In some ways, however, the infrastructure over which traders exchange information still resembles the old world.
Financial information provider Thomson Reuters’ network, for example, has to date formed a hub-and-spoke pattern. Trading data, for example, is transmitted from the point of origin to one of just a few collection points, one in each continent. The data is converted into a standardised format at one of these hubs before being transmitted to whoever might need it.
In the financial trading sector, of course, a high premium is place on the speed of information transfer, and this hub and spoke model introduces unnecessary distance between points on the network.
This, according to Thomson Reuters’ head of information management systems Terry Roche, is part of the rationale behind the company’s forthcoming Elektron network platform.
“What is fundamentally different about the Elektron network is that as opposed to having a central aggregation point, there are a number on-ramps and off-ramps where the information will be able to enter or leave the network,” he explains. “The closer you are to that information the shorter your journey and the faster you are able to consumer your data.”
Elektron itself is a fibre-optic network, but the “on-ramps” and “off-ramps” to which Roche refers are supported by a global network of recent and new data centres, managed by Thomson Reuters in partnership with data centre hosting provider Savvis. So far these have been deployed in Tokyo, Singapore, Frankfurt, London, New York and Chicago and further locations in Hong Kong, India and Brazil are in development.
Helping to boost the performance of the Elektron platform is the fact that Thomson Reuters has rewritten its information distribution application to make use of multicore microprocessors by allowing multiple processing tasks, or threads, to run in parallel.
“In the past we were able to create one just thread of data through our infrastructure,” says Roche. “Now we’re running nine threads through the same footprint.”
The performance improvement that Roche claims has resulted from this re-engineering is impressive. “Two years ago, our infrastructure was able to distribute approximately 1.5 million updates per second.
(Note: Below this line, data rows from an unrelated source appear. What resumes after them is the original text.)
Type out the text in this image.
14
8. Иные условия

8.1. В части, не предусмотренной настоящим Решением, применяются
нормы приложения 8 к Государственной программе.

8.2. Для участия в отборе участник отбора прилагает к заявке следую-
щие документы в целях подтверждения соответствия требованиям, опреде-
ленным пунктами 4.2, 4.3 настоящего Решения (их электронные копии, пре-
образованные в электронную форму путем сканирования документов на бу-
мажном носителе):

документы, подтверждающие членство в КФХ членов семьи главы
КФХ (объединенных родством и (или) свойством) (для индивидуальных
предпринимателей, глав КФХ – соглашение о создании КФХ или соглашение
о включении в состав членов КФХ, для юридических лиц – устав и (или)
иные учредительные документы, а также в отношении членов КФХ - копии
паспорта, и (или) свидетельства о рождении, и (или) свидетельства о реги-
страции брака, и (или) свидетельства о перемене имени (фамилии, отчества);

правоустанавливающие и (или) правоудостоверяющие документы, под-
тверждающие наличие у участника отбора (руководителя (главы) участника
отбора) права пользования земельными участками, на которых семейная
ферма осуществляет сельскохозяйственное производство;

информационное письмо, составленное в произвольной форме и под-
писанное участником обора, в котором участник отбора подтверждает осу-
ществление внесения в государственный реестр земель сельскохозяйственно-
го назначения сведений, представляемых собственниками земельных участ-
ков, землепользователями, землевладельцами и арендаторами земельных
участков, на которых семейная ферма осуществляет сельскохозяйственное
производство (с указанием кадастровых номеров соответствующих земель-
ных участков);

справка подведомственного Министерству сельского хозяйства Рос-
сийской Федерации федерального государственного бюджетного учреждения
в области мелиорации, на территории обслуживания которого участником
Now on the latest chip sets, in the same footprint, we’re able to distribute 34.2 million updates per second.”
This performance boost will help Thomson Reuters meet the ever growing demand among trading organisations for more and faster data, says Roche, and it has allowed the company to build out its distribution systems across the Elektron platform at a viable cost.
But Roche argues that the benefits of Elektron stretch beyond speed. “We’re going to enable customers to create and publish information and message each other on a peer-to-peer basis,” explains Roche. “Participants in the Elektron network can share ideas and information back and forth so they can execute on those ideas, which we feel is revolutionary in an open platform.”
Roche envisages a new era in financial trading, where collaboration and information sharing – as mediated by Thomson Reuters’ networking platform, of course – help to “unleash the genius of the industry”.
This claim resonates with the zeitgeist; a lack of transparency and limited information sharing between financial institutions is one of many factors to have been blamed for the credit crunch.
Whether trading organisations take the bait is for them to decide, but the proposition that distributed and decentralised systems lead to greater information sharing is not without precedent.